Het is nog maar een fenomeen van de laatste jaren. Een uitzwaaifenomeen zou je het kunnen noemen. De mannen gebruiken de kapstok niet langer waarvoor deze ooit met veel liefde aan de muur werd vastgemaakt. Al had ik indertijd lichtjes fout geboord en hing de kapstok in eerste instantie zo scheef dat het kleingeld uit mijn jaszak viel. Maar dat is ondertussen in zijn geheel hersteld. Ik steek het kleingeld voortaan in mijn broek.
Het fenomeen is opvallend. Naarmate het ouder worden hangen ze hun jas bij het binnenkomen alsmaar vaker op een stoel in de woonkamer. Snel de jas erop hangen om hem er even snel af te kunnen nemen. Geen tijd te verliezen. De stoel is voor het komen en gaan. De kapstok is om te blijven.
"Ge staat precies al op vertrekken", was de uitdrukking van ons ma als ik in het ouderlijk huis op dezelfde manier mijn jas op de stoel hing. Want ik kom mezelf voortdurend tegen. Alsof je in een tijdmachine zit.
Maar je kan het niet forceren. Je kan ze niet persoonlijk aan de kapstok hangen als blijvertjes. Noch de mannen, noch hun jas. "Alles heeft zijn tijd", heb ik vader ooit in een filosofische bui horen zeggen.
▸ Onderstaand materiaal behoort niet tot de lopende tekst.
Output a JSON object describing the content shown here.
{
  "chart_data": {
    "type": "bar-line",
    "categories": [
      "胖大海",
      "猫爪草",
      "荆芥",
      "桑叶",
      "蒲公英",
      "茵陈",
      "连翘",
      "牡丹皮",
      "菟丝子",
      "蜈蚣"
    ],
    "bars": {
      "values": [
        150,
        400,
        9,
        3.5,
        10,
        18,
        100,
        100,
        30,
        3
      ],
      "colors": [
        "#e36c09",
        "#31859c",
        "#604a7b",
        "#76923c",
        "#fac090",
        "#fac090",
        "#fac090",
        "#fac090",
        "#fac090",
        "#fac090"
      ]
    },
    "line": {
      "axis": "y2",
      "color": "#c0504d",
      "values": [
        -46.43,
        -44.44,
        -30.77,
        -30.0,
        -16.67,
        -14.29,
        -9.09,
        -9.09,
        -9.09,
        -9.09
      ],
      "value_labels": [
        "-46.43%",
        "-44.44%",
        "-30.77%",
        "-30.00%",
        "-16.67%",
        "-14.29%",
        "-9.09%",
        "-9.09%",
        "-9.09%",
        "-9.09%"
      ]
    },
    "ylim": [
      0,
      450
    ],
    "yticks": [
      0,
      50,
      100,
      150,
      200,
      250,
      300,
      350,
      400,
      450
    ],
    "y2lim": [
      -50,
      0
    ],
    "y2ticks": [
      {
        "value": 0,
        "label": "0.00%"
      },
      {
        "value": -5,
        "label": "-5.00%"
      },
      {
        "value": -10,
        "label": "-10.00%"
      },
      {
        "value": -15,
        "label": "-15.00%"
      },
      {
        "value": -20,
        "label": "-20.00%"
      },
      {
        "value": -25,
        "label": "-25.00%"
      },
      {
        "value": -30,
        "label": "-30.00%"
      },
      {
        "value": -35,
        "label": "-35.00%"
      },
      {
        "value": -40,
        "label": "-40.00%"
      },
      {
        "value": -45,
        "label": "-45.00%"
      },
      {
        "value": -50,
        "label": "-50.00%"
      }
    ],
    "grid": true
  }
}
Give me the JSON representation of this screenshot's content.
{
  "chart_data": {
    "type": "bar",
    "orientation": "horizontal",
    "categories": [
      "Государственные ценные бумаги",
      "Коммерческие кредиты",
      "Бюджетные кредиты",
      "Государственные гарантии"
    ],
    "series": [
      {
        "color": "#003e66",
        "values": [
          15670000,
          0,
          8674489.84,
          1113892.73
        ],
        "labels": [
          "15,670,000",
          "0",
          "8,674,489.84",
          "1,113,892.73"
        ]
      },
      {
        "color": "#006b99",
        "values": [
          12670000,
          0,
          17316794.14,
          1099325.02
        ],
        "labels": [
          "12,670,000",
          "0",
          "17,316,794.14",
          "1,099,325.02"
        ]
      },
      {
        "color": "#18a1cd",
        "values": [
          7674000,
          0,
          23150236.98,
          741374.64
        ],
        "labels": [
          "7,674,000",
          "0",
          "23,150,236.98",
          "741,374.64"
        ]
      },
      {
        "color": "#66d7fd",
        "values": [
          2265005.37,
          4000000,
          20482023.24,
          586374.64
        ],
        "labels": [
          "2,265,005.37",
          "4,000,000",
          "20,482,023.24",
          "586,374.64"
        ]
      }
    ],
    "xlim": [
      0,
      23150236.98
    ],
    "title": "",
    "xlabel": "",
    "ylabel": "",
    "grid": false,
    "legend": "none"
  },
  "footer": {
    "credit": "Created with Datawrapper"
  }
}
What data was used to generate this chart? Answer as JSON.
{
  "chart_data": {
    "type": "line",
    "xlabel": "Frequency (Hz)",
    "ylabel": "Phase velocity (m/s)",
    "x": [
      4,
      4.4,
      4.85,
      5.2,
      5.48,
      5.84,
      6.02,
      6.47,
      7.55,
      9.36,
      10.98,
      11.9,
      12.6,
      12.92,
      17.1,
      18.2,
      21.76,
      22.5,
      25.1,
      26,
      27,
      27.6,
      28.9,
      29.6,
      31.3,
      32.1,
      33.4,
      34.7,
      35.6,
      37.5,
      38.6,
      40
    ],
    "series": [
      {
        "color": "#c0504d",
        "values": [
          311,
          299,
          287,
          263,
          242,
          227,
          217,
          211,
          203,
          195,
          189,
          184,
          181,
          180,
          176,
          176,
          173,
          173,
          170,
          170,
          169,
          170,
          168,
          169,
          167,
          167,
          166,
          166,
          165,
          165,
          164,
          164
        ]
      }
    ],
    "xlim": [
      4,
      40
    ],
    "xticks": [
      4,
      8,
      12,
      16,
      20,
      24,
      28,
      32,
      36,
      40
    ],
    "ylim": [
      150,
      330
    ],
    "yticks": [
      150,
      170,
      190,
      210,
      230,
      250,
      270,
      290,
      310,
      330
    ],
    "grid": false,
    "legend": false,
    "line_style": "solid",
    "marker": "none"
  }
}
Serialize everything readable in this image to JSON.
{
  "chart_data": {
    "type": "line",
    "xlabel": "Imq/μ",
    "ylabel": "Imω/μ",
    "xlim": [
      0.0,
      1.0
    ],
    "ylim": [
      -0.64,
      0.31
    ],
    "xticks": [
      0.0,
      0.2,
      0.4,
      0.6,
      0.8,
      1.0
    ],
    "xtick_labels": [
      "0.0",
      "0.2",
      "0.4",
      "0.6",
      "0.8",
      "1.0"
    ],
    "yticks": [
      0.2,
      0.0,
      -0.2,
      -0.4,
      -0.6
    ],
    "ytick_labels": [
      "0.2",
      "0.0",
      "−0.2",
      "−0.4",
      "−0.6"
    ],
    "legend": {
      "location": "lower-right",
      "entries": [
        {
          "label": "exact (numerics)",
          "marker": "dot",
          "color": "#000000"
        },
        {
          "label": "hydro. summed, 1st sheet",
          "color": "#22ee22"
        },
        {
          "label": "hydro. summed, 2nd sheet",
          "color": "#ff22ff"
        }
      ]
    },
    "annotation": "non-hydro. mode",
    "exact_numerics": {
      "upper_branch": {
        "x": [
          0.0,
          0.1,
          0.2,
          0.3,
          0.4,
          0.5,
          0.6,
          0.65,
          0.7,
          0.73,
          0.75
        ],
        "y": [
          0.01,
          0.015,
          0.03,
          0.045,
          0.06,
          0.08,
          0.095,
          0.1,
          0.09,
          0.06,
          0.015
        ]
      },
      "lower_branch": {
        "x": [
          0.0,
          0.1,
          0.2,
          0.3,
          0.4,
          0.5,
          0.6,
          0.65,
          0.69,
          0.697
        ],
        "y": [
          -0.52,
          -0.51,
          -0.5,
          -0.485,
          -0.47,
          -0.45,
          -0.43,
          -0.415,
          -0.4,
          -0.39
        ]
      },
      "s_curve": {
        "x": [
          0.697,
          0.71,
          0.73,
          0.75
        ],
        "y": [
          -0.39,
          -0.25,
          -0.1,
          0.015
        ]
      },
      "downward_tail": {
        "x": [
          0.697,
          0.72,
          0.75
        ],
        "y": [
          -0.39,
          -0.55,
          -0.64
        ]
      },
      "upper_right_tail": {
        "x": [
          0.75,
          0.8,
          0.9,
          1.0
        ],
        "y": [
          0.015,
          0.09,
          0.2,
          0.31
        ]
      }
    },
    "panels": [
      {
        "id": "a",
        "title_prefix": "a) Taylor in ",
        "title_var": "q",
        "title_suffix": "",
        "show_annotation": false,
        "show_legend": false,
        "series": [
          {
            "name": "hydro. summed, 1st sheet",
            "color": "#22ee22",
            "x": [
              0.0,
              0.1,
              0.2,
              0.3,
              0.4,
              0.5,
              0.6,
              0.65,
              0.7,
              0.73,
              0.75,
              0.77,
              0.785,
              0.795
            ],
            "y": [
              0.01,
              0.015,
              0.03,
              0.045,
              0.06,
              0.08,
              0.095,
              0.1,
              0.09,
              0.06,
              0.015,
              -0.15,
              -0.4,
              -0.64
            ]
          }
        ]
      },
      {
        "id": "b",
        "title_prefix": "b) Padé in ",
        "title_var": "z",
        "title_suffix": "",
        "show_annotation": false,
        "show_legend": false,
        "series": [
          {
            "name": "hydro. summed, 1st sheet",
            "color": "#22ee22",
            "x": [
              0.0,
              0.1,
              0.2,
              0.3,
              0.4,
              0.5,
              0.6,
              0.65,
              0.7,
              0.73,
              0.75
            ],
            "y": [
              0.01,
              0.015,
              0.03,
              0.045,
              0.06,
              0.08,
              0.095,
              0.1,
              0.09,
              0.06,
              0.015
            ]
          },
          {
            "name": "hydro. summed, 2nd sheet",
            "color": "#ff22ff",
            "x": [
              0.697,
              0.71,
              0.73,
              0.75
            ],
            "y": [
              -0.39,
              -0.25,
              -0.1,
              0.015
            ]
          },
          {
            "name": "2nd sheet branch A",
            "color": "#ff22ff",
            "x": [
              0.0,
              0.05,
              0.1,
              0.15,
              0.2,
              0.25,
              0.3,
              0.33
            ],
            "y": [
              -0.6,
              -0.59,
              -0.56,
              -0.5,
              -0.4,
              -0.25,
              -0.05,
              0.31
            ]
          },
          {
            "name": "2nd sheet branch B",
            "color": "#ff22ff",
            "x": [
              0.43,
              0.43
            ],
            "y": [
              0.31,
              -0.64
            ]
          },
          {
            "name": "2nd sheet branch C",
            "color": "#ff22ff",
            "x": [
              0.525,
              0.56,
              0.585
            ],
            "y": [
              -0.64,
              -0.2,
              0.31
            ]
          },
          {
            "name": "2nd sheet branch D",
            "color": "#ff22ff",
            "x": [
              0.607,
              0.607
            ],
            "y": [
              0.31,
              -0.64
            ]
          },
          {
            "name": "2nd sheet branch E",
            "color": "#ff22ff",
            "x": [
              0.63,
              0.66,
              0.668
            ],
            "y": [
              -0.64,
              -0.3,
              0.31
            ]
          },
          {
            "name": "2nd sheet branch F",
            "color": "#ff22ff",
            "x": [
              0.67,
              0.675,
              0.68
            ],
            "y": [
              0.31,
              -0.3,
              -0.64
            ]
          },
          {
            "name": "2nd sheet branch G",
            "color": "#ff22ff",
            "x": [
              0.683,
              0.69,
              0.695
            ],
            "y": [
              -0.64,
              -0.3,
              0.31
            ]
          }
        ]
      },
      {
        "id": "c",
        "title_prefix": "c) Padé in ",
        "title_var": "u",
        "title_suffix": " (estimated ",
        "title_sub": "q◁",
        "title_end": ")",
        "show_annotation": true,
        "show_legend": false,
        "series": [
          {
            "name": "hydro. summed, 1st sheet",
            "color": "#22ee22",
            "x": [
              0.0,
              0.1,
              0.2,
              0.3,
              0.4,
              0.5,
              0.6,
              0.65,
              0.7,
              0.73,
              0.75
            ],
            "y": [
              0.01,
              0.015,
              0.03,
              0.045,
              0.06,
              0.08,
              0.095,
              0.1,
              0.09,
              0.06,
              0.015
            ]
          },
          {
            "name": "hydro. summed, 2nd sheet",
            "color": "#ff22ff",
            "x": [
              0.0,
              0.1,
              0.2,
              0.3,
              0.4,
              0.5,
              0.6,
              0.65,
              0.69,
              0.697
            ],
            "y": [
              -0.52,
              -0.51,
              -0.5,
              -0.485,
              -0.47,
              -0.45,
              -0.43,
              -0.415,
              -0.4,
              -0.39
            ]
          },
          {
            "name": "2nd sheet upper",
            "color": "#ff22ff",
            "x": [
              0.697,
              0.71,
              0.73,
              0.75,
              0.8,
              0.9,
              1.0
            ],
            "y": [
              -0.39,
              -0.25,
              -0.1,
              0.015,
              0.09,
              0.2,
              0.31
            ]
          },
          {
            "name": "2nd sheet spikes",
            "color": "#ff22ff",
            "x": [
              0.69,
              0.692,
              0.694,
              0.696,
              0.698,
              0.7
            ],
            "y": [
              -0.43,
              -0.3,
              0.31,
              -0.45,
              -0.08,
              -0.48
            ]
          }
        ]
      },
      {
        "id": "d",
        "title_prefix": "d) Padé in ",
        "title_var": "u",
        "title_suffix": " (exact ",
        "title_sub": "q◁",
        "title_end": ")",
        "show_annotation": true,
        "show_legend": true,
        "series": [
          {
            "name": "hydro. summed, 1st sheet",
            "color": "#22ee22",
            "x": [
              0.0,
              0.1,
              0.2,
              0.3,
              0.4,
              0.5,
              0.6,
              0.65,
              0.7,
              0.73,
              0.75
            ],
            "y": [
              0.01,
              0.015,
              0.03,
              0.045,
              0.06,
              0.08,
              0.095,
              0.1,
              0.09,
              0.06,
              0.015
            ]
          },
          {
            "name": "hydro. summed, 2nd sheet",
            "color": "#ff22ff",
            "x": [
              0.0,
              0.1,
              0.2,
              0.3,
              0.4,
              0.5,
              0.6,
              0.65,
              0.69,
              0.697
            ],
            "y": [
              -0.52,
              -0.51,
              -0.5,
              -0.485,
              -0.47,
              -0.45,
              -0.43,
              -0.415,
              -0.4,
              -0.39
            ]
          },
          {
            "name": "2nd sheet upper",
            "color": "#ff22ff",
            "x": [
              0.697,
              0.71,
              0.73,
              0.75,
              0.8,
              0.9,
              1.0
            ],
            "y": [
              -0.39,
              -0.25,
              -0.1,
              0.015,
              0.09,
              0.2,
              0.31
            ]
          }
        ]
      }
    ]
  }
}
Een zin die ik op mijn beurt tegen mijn vrouw herhaal, als we weer eens alleen voor de buis zitten. "Alles heeft zijn tijd." En er vervolgens aan toevoegend: "Trouwens, met twee is niet alleen." "Ge zijt precies weer in een filosofische bui", zegt ze dan.
Toch hang ik hun jas soms onopvallend terug aan de kapstok, als ze even niet opletten. Als ze dan op vertrekken staan, zie je ze kijken en zoeken. "Hey, waar is mijn jas naartoe? Had ik die toch aan de kapstok gehangen?"
"Vertel nog eens iets", zeg ik dan.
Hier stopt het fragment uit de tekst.